Çocuk “merak” ile yaşar. İçindeki merak duygusuna cevap veren rehber bir yetişkin bulursa insan olmaktan kaynaklanan üstün yeteneklerini bir bir ortaya çıkartabilir.

Ancak birçok ebeveyn, belki de kendi tükenmişliğinin bir sonucu olarak çocuklarındaki merak duygularına eşlik etmek yerine onları kontrol altına almayı, kendine boyun eğdirmeyi marifet zannediyor.

Bir çocuğun doğal “öğrenme arzusu” tükenmeye başlarsa, artık ebeveynler çıkmaz bir sokağa giriyor demektir… Zira tükenmişlik başladığında ebeveynlerin zorunlu yaptırım araçları olan ceza ve mükâfatlar da başlar ki çocuk hiç olmazsa o anı kurtarabilsin. Ceza ve mükâfat başladığında ise çocuğun kişilik inşasında zedelenmeler de beraberinde gelir.

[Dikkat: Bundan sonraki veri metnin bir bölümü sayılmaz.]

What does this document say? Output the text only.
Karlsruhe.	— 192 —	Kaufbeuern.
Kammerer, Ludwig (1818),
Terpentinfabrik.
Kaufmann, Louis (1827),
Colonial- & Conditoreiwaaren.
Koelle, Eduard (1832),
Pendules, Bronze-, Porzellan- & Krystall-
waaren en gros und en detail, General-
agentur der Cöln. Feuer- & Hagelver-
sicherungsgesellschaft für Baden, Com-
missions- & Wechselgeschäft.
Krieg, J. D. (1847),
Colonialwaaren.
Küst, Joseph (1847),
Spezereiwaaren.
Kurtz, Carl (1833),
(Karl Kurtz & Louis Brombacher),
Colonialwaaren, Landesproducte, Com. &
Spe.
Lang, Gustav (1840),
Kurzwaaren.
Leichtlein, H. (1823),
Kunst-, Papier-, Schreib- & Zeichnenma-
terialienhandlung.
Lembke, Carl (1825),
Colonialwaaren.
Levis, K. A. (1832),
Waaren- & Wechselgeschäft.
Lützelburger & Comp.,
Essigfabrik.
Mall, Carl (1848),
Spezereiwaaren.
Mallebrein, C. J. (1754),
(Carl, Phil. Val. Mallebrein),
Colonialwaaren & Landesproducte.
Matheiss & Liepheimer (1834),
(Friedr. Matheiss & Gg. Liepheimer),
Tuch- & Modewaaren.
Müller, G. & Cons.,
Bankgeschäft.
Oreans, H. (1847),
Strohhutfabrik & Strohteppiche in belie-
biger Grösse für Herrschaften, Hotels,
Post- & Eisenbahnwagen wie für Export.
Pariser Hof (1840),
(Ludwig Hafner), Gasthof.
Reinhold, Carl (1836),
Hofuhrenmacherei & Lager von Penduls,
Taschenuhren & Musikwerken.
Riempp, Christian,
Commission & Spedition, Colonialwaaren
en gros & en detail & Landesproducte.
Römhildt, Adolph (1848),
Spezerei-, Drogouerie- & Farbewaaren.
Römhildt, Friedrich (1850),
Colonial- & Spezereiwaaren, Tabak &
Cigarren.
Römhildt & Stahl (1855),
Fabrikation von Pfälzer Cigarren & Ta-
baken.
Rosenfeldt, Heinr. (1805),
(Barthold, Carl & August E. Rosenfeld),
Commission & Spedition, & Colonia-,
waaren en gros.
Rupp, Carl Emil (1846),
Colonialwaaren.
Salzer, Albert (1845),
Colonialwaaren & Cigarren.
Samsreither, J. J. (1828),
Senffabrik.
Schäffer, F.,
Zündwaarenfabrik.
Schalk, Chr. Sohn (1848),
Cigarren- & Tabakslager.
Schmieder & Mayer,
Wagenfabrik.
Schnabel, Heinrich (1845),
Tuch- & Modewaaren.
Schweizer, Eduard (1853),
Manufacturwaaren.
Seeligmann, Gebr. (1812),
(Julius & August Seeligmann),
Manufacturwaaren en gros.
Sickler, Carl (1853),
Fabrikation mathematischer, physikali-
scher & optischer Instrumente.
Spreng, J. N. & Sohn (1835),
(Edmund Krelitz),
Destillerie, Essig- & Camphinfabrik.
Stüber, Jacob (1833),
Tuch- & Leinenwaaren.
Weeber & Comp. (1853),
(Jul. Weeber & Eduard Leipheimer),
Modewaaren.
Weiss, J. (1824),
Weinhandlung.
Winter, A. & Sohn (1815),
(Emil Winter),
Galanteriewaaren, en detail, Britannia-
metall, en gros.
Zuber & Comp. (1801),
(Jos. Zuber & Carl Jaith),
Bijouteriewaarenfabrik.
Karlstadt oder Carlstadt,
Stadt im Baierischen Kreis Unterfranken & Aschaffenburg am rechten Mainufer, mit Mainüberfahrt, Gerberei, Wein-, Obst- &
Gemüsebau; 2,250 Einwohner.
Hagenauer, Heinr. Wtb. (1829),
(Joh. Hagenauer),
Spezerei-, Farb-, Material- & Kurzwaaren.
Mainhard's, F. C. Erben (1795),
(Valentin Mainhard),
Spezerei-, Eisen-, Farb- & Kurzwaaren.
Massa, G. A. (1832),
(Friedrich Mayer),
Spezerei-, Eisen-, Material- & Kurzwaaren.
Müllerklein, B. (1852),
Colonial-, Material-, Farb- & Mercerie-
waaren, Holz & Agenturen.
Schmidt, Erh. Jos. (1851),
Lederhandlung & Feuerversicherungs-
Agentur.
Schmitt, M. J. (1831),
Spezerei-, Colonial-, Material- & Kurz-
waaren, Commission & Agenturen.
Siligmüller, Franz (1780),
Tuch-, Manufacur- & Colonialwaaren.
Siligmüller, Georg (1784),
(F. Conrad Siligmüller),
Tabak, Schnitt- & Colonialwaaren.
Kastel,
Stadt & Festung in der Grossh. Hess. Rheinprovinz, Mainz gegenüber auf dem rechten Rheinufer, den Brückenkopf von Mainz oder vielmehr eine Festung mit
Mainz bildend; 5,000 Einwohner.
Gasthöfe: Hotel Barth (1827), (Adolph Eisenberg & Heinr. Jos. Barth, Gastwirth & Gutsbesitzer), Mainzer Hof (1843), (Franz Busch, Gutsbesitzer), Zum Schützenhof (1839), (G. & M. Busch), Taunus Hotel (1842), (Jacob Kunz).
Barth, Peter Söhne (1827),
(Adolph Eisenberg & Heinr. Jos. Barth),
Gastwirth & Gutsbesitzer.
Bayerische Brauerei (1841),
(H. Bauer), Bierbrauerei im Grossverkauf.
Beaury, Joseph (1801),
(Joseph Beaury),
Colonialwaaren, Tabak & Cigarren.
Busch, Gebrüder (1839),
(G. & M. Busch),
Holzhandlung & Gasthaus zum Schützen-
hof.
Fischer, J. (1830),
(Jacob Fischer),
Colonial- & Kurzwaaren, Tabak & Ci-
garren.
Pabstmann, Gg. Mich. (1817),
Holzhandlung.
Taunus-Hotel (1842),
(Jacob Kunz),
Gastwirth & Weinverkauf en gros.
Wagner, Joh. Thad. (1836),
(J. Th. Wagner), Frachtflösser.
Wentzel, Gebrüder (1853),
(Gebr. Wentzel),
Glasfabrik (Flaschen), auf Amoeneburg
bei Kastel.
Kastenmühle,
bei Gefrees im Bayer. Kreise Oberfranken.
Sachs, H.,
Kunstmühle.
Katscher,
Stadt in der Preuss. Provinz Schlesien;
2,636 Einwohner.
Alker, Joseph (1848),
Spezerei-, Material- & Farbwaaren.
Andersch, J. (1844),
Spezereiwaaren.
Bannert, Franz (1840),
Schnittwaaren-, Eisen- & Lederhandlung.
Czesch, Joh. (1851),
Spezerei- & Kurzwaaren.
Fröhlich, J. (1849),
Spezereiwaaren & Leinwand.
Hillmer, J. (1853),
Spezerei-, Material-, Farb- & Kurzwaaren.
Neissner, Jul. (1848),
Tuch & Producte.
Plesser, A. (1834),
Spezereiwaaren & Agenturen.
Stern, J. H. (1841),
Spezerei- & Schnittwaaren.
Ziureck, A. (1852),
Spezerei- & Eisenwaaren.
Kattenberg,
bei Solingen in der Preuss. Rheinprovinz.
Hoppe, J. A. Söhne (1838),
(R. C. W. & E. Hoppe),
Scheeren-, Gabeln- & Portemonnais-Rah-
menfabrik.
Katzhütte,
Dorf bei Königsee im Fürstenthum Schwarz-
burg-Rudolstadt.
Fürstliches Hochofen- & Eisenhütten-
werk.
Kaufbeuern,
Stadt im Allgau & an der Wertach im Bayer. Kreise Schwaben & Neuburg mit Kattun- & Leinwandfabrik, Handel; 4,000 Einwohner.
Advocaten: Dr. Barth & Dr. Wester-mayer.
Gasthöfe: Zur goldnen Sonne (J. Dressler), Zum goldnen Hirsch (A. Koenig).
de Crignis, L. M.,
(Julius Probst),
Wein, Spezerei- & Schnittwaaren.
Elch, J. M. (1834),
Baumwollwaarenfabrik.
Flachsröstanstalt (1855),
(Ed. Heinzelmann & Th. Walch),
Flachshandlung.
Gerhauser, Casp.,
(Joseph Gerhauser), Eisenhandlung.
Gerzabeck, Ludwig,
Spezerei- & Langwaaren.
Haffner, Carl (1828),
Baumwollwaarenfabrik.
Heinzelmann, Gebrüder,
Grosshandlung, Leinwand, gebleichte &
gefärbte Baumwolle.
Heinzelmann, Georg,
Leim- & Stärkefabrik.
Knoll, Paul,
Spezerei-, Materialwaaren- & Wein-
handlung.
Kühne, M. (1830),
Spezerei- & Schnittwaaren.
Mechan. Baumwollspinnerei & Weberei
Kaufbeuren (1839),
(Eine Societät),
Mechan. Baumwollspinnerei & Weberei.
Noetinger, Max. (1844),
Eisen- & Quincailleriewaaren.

Merak duygusu çocuğun “doğal” öğrenme motivasyonudur. Ebeveynler bu motivasyonu yok etmekle çocuklarına oldukça zahmetli bir gelecek hazırladıklarını maalesef fark edemiyorlar. Halbuki çocuk yaşamı merak duygusu ile öğrenir. Bu içsel bir yol alıştır. Yaşamda karşılaştığı her bir durumu, her bir eşyayı merak duygusu ile anlamlandırmaya çalışır. Her ne kadar yetişkin davranışlarında anlamsızlıklarla karşılaşsak da, çocuk davranışlarının hiçbiri anlamsız değildir. Örneğin, bir çocuğun televizyon kumandasını karıştırması, yere vurması, televizyona doğru tutması yetişkine “anlamsız” gelse de çocuk açısından oldukça “anlamlıdır”. Çocuk o sırada bir eşyanın işlevselliğini kendi öğrenme yöntemini kullanarak tamamlamaya çalışmaktadır. Çocuğun öğrenmek için gerçekleştirdiği bu mücadele yetişkin tarafından engellenerek (örneğin) elinden televizyon kumandası alınırsa çocuk agresifleşir. Zira öğrenme isteği engellendikçe çocuk agresif olur.

Böylesi durumdaki bir çocuğun sergilediği agresiflik bir savunma refleksidir.